O absurdo da perenidade destruída pelo acaso.
São dois os níveis de compreensão para este desaparecimento. Um, o econômico e cultural. Outro, o filosófico.
Falar, portanto, sobre o prejuízo que significa o aniquilamento de centenas de obras, para um país que ainda se encontra em tão precária situação cultural, seria o óbvio. Dizer que o ocorrido corresponde ao dano de uma sala histórica destruída em Versalhes, talvez fosse até impróprio. Afirmar que não existem recursos para a substituição ou restituição de um patrimônio artístico desta monta é cair na banalidade de uma evidência.
Do ponto de vista ético, no entanto, importa agora só a compreensão filosófica deste acontecimento lastimoso. É o momento em que fatalmente se questiona a fragilidade, não do homem, mas das suas manifestações. Mesmo as que carregam a aura da imperecibilidade, o sentido de sua representação espiritual maior. As que continuam a gerar reverência tanto entre o público comum quanto entre a vanguarda que justamente contesta estas qualidades. Da mesma forma como há a serena aceitação da transitoriedade da vida humana, é extremamente difícil duvidar da perenidade da obra de arte como objeto e como idéia representada. No seu sentido tradicional ou contemporâneo, ela ainda parece representar a perpetuação do homem. Queira o artista ou não, existe a noção de que a obra o ultrapassa no tempo e no espaço.(...)
A conhecida escultura do suíço Jean Tinguely, que se autodestruiu em alguns minutos, talvez tenha sido a primeira de todas as manifestações desmaterializadas da arte.
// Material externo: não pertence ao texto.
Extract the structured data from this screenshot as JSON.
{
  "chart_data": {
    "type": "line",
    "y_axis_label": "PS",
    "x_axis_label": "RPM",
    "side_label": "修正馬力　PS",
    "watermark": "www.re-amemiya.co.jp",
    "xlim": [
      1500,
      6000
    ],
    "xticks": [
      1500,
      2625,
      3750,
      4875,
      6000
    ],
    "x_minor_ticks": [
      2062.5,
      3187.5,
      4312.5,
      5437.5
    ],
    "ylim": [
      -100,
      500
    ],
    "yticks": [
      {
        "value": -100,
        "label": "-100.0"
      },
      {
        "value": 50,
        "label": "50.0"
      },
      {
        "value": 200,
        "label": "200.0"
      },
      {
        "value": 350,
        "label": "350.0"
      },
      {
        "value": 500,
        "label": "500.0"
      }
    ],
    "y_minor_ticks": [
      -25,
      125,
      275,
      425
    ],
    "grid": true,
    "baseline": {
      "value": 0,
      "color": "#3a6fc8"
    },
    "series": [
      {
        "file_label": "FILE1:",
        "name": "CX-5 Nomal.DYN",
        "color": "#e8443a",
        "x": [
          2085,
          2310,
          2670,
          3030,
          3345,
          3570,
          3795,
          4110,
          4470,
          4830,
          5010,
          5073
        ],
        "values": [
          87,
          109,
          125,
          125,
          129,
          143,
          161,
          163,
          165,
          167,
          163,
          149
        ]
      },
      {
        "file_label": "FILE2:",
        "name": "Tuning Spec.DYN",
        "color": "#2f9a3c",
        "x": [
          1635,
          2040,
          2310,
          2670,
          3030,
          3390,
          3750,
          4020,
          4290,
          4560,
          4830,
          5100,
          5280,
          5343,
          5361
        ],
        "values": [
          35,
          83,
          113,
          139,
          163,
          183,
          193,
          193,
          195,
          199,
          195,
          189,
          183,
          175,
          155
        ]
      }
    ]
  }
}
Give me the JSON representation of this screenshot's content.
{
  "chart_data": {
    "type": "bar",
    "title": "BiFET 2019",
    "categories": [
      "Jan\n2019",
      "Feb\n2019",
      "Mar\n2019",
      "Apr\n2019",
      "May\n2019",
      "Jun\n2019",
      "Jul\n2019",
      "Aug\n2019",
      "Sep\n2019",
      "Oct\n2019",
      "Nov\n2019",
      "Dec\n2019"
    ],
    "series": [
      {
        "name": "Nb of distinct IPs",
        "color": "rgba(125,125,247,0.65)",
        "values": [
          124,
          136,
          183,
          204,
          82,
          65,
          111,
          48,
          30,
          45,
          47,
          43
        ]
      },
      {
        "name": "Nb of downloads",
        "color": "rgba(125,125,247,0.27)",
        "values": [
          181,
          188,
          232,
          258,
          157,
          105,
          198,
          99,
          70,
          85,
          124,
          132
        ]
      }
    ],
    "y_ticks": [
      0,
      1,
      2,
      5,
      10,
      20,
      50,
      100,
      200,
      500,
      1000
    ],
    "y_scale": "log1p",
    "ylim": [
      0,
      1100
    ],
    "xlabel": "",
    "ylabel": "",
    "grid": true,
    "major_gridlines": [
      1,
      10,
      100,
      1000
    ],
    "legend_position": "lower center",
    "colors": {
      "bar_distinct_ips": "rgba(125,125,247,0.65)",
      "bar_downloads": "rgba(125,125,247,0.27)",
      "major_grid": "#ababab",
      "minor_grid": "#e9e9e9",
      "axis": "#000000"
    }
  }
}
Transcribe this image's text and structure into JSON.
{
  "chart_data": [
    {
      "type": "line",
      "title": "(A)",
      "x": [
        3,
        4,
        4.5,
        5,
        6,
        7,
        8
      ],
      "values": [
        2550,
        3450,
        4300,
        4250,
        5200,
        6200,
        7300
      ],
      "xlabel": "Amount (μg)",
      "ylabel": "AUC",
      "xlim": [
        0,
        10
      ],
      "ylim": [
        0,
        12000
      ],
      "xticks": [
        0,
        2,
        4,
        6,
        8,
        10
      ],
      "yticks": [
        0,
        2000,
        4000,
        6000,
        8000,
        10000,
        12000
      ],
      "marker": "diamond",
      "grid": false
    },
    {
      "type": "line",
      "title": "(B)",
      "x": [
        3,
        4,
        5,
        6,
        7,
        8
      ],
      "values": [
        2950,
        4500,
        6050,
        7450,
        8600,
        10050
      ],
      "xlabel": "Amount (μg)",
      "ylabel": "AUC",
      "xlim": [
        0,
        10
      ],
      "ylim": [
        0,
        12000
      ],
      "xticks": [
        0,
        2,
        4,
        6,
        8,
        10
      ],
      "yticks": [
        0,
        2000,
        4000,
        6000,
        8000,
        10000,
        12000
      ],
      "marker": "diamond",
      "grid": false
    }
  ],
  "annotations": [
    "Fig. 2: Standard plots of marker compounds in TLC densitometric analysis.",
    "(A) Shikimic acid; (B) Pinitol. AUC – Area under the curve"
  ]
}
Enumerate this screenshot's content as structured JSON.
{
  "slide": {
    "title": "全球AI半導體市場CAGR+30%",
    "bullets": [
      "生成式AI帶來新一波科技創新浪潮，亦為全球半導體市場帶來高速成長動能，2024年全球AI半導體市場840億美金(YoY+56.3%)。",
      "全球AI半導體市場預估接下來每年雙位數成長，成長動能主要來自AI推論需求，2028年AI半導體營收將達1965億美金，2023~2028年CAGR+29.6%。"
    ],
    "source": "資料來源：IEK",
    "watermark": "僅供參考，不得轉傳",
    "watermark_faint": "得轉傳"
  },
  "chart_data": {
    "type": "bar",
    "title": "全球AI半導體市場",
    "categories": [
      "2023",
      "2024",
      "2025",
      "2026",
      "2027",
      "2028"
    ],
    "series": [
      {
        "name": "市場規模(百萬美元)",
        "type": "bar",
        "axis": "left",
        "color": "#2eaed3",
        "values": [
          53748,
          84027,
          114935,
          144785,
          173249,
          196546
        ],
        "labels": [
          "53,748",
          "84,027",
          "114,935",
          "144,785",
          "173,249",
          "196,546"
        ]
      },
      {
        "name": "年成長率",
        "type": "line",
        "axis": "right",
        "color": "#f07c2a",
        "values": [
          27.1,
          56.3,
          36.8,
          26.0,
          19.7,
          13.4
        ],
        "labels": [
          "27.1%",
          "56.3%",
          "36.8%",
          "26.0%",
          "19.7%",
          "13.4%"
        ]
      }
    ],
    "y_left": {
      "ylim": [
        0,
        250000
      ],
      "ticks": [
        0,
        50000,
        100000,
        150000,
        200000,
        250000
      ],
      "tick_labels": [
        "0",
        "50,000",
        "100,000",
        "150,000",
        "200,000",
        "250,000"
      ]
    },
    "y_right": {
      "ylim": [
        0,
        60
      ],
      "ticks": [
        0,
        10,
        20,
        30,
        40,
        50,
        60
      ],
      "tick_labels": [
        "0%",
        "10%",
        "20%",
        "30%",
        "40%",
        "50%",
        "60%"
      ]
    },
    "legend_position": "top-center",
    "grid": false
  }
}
Pois, além de colocar em questão as características convencionais da arte tradicional, apresenta a obra verdadeiramente indestrutível, porque na própria destruição está a idéia da sua perenidade.
Não obstante, como explicar o sentimento de dor que nos invade ao saber da destruição real dos valores por nós tão contestados? As idéias acabam por permanecer soterradas sob o metafísico e irreparável sentimento de perda, que não é mais do que um profundo e irracional sentimento de amor. O mesmo que gera o próprio ato da criação.
Trechos do artigo escrito na manhã de domingo, dia 9 de julho de 1978, na própria redação do jornal O Estado de S. Paulo, enquanto que lágrimas rolavam pelo meu rosto. Eu estava sob o choque da notícia do incêndio no Museu de Arte Moderna (MAM) do Rio de Janeiro, desastre sem precedentes na história das grandes coleções de artes plásticas onde desapareceram duas telas de Picasso, duas de Miró e centenas de obras de artistas brasileiros colecionadas ao longo de 20 anos. De mil obras, restaram 50, e dos dois andares atingidos, cinzas. O sinistro do MAM atingiu dimensões jamais registradas. Além do acervo do museu, queimou-se toda a mostra Arte Agora II onde estavam expostos 205 quadros de pintores latino-americanos, entre eles toda a fase construtivista do uruguaio Joaquín Torres-Garcia, um período de quase duas décadas de criação.